Government today stressed on the importance of tuna in the region and urged stakeholders to work together to address the challenges faced by the tuna industry.
Opening the Pacific Tuna Forum today, Minister for Minister for Fisheries and Forests, Hon. Osea Naiqamu said that “it is important that all Pacific Island States, together with distant water fishing nations, agree to the fundamental principles of adopting and implementing sustainable fishing methods and practices.”
“Maybe is it time for a restructure of the whole industry and a need to reduce the number of distant water fishing vessels that fish in our region as well as the overall number of fleets,” Minister Naiqamu said.
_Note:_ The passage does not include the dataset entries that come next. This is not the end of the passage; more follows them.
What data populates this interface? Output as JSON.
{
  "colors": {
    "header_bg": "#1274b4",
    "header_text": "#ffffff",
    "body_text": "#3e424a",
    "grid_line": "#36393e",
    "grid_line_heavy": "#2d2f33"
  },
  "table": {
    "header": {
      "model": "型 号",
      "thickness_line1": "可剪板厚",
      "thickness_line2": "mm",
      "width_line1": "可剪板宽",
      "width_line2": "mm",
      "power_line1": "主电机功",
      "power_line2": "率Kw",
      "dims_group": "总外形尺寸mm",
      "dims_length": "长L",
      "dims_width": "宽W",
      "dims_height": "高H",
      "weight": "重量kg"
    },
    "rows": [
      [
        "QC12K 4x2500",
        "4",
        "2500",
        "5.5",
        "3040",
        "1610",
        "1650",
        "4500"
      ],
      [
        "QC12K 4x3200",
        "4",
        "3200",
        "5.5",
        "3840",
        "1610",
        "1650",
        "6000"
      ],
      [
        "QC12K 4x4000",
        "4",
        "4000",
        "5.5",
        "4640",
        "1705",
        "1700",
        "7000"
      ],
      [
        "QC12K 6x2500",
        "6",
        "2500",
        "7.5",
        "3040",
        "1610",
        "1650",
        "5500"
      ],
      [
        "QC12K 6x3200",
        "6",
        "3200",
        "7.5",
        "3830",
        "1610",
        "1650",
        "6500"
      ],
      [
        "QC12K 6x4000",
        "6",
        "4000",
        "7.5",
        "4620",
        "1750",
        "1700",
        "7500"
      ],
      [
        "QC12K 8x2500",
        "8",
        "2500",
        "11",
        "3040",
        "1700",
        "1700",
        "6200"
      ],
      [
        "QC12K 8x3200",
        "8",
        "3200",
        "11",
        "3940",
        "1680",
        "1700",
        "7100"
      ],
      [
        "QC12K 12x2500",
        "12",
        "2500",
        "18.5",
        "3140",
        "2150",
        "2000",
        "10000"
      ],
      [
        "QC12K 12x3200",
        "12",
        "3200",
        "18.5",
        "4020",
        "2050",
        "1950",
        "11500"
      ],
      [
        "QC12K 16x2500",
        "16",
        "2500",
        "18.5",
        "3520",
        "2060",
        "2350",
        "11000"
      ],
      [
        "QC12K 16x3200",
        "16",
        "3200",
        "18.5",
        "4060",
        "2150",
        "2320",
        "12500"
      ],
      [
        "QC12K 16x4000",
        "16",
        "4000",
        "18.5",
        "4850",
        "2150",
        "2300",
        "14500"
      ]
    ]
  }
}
Minister Naiqamu highlighted the current challenges facing the world tuna fishing industry, which include lower catch rates, paying higher fees and selling catches at depressed world prices.
The Papua New Guinea Minister for Fisheries and Marine Resource, Hon. Mao Zeming said the country continues to promote regional approach to sustainably manage fisheries resources and strengthen monitoring and surveillance programs in the region.
“We also want to fish and develop our fishing industries and establish viable fish processing industries to process tuna,” Minister Zeming said.
“It is therefore important that the Pacific Islands be given the opportunity to participate in the world economy through investments in fishing ventures and tuna processing facilities.”
The two-day forum will discuss ways to come up with appropriate strategies to address the overfishing of bigeye tuna and the threat faced by yellow fin tuna in the region.
The Regional Tuna Industry and Trade Conference is co-hosted by the Fijian Government and Papua New Guinea’s National Fisheries Authority.